After this somewhat odd spectacle, we spent most of the rest of the day on the walking trails exploring the various geothermal features around Waiotapu. We saw a series of craters, some 15 m across and up to 20 m deep, formed after acidic steam rose from underground and eroded the ground until it caved in. At the bottom of one of the craters is a pool of boiling mud making a pretty ominous sound, which was recorded for use as Mordor sound effects in the Lord of the Rings films. In another crater, birds nest in holes in the walls, with the rising heat helping to incubate the eggs.

The whole area was hissing, bubbling and steaming, with hot waterfalls, unnatural-looking colours and strange deposits forming a landscape that looked unlike anywhere else we’ve ever been, and on a huge scale.

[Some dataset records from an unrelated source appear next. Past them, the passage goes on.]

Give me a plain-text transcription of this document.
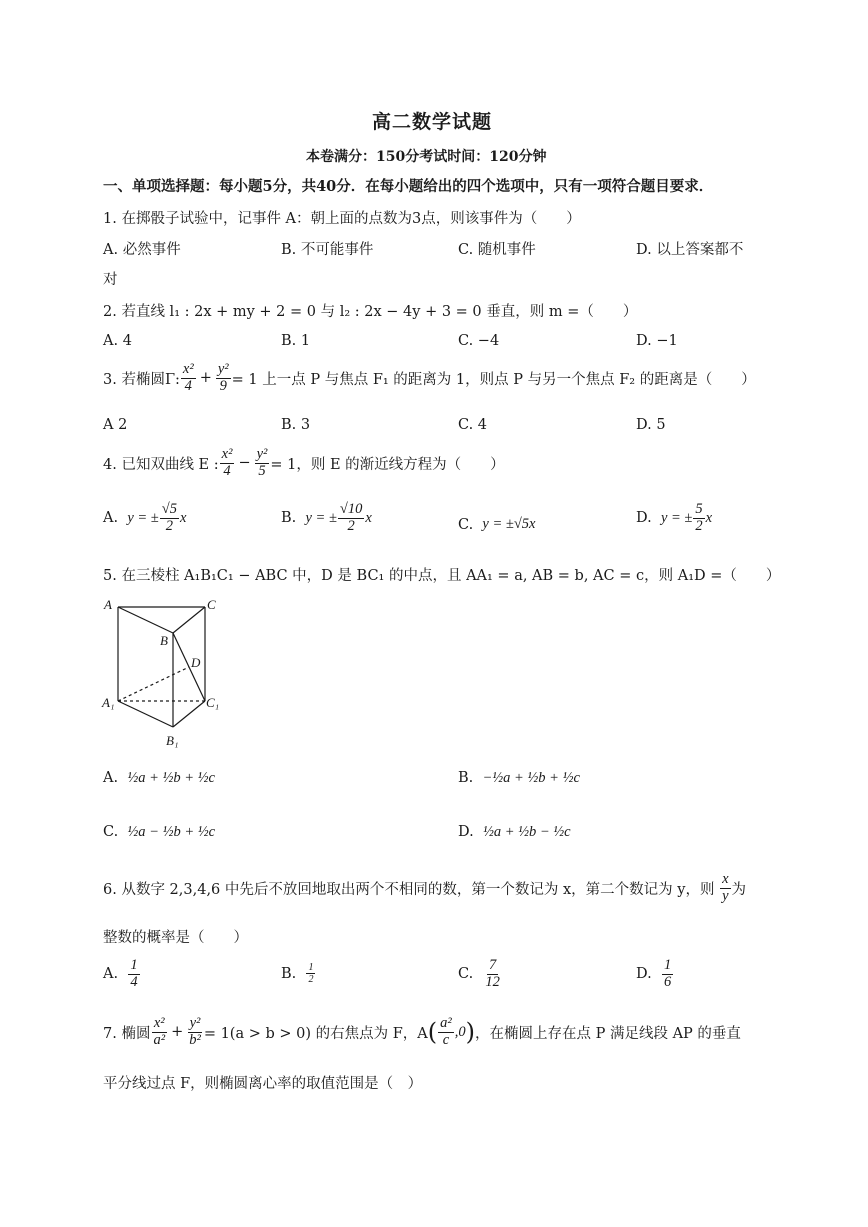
高二数学试题
本卷满分：150分考试时间：120分钟
一、单项选择题：每小题5分，共40分．在每小题给出的四个选项中，只有一项符合题目要求．
1. 在掷骰子试验中，记事件 A：朝上面的点数为3点，则该事件为（　　）
A. 必然事件	B. 不可能事件	C. 随机事件	D. 以上答案都不
对
2. 若直线 l₁ : 2x + my + 2 = 0 与 l₂ : 2x − 4y + 3 = 0 垂直，则 m =（　　）
A. 4	B. 1	C. −4	D. −1
3. 若椭圆Γ: $\frac{\text{x²}}{4} + \frac{\text{y²}}{9} = 1$ 上一点 P 与焦点 F₁ 的距离为 1，则点 P 与另一个焦点 F₂ 的距离是（　　）
A 2	B. 3	C. 4	D. 5
4. 已知双曲线 E : $\frac{\text{x²}}{4} - \frac{\text{y²}}{5} = 1$，则 E 的渐近线方程为（　　）
A.
y = ± $\frac{√5}{2}$ x	B.
y = ± $\frac{√10}{2}$ x	C.
y = ±√5x	D.
y = ± $\frac{5}{2}$ x
5. 在三棱柱 A₁B₁C₁ − ABC 中，D 是 BC₁ 的中点，且 AA₁ = a, AB = b, AC = c，则 A₁D =（　　）
A	C
B
D
A₁	C₁
B₁
A. ½a + ½b + ½c	B. −½a + ½b + ½c
C. ½a − ½b + ½c	D. ½a + ½b − ½c
6. 从数字 2,3,4,6 中先后不放回地取出两个不相同的数，第一个数记为 x，第二个数记为 y，则
$\frac{x}{y}$ 为
整数的概率是（　　）
A.
$\frac{1}{4}$	B.
$\frac{1}{2}$	C.
$\frac{7}{12}$	D.
$\frac{1}{6}$
7. 椭圆 $\frac{\text{x²}}{\text{a²}} + \frac{\text{y²}}{\text{b²}} = 1(a > b > 0)$ 的右焦点为 F，A ( $\frac{\text{a²}}{c} ,0$ ) ，在椭圆上存在点 P 满足线段 AP 的垂直
平分线过点 F，则椭圆离心率的取值范围是（　）
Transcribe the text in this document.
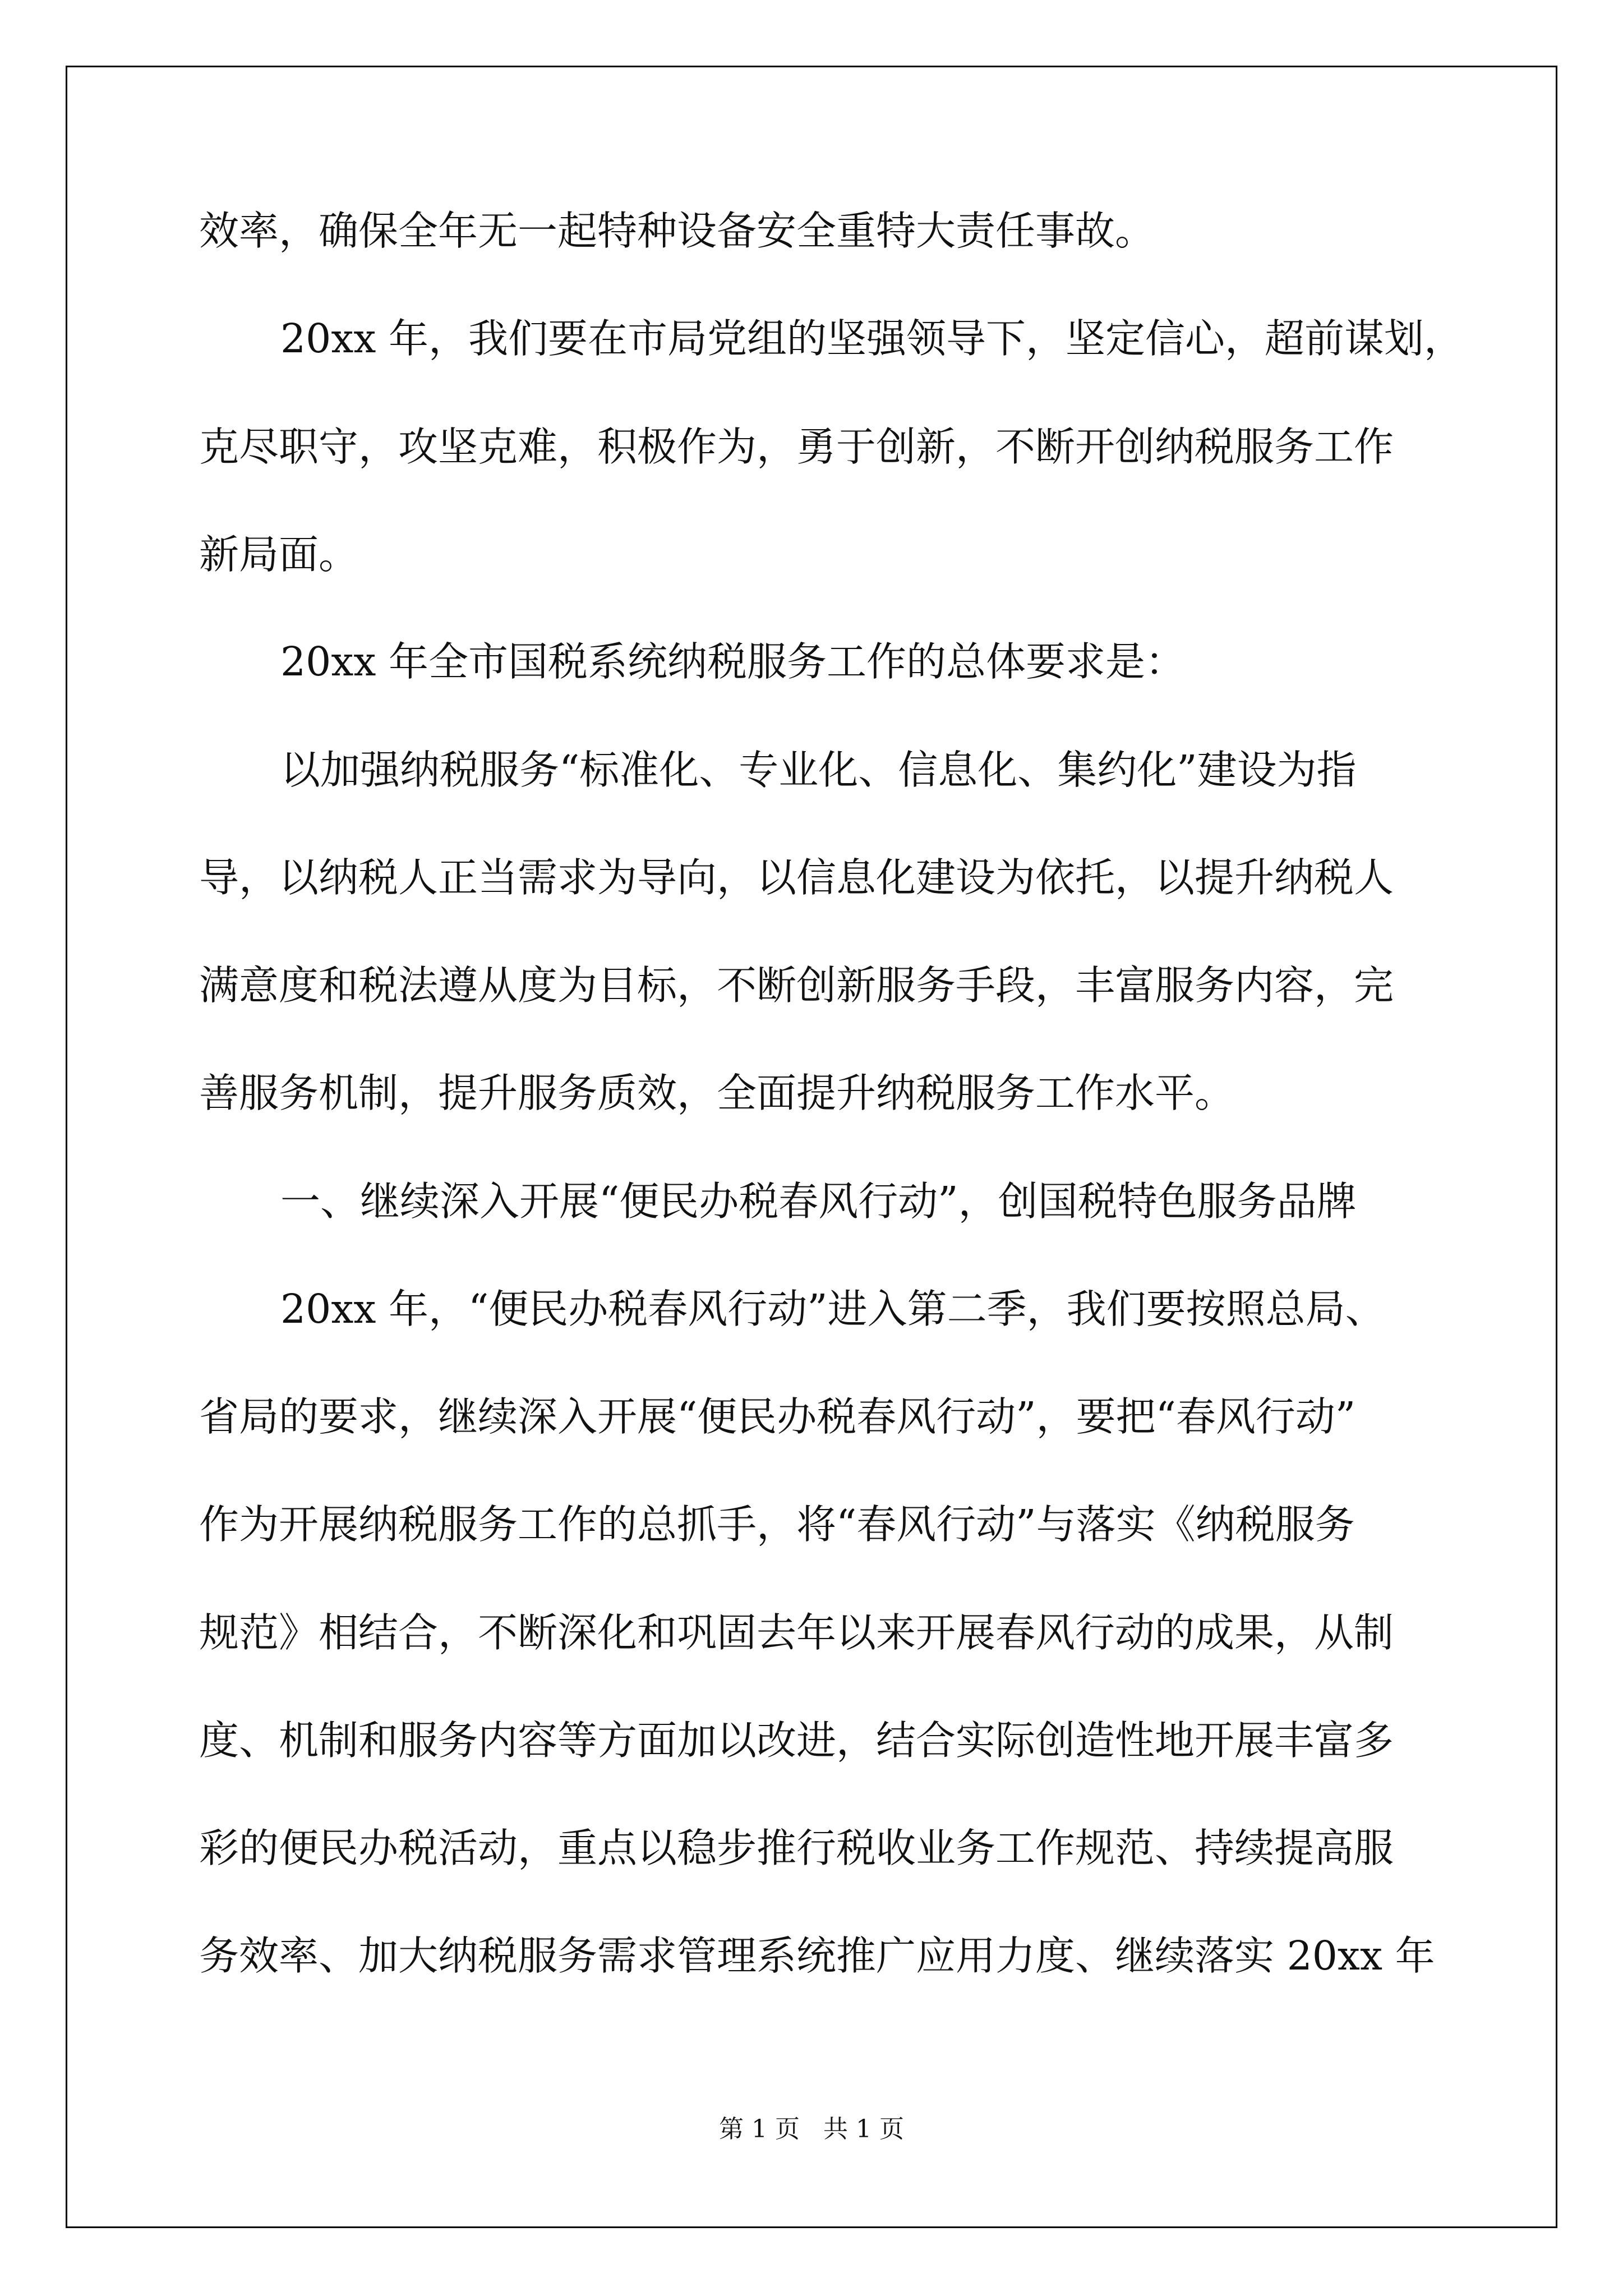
效率，确保全年无一起特种设备安全重特大责任事故。

20xx 年，我们要在市局党组的坚强领导下，坚定信心，超前谋划，

克尽职守，攻坚克难，积极作为，勇于创新，不断开创纳税服务工作

新局面。

20xx 年全市国税系统纳税服务工作的总体要求是：

以加强纳税服务“标准化、专业化、信息化、集约化”建设为指

导，以纳税人正当需求为导向，以信息化建设为依托，以提升纳税人

满意度和税法遵从度为目标，不断创新服务手段，丰富服务内容，完

善服务机制，提升服务质效，全面提升纳税服务工作水平。

一、继续深入开展“便民办税春风行动”，创国税特色服务品牌

20xx 年，“便民办税春风行动”进入第二季，我们要按照总局、

省局的要求，继续深入开展“便民办税春风行动”，要把“春风行动”

作为开展纳税服务工作的总抓手，将“春风行动”与落实《纳税服务

规范》相结合，不断深化和巩固去年以来开展春风行动的成果，从制

度、机制和服务内容等方面加以改进，结合实际创造性地开展丰富多

彩的便民办税活动，重点以稳步推行税收业务工作规范、持续提高服

务效率、加大纳税服务需求管理系统推广应用力度、继续落实 20xx 年

第 1 页   共 1 页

It was quite an assault on the senses, but the indiginous population knew how to make the most of this environment, and used the heat for cooking and collected unrefined crude oil from the mud pools to burn in lanterns. We just did our best to stay on the paths and not get ourselves in hot water, which was tricky as I was trying to navigate using yesterday’s map of the luge tracks and couldn’t work out why nothing seemed to fit!

The star attraction is the Champagne Pool, the largest hot spring in NZ with a maximum depth of 62 m, which takes its name from the fizzing of carbon dioxide in the alkaline water. While it looked very appealing on a chilly day, the spring that feeds the pool is 230°C and the water contains such minerals as arsenic, thallium and mercury, so probably not brilliant for a dip…

Even more alarming was the lime-green colour of the Roto Karikitea, or Devil’s Bath, which had a pH of 2 – roughly the same as lemon juice. I know it looks like I’ve filtered this picture, but it really was this bright! Fun fact: the canteen in our University Hall used to serve a cake that was just this shade of green. Funnily enough, we all called it radioactive cake.

Our final stop before catching our return bus were the Waiotapu mud pools, which sat outside the Thermal Wonderland park and were free to visit. These were so mesmerising that we could barely tear ourselves away – it’s difficult to explain why, but they made such satisfying blip blopping sounds and we got really into predicting which mini mud-volcano would erupt next. I know it’s probably hard to believe from the gif below, but it was the best thing we saw all day!

Finally, after a busy and baffling day of geothermal wonderment, we hopped onto the bus to take us back into Rotorua. Then, early the next morning, we set off back to Auckland to complete our figure-eight of NZ and return to where it all began, nearly two months ago.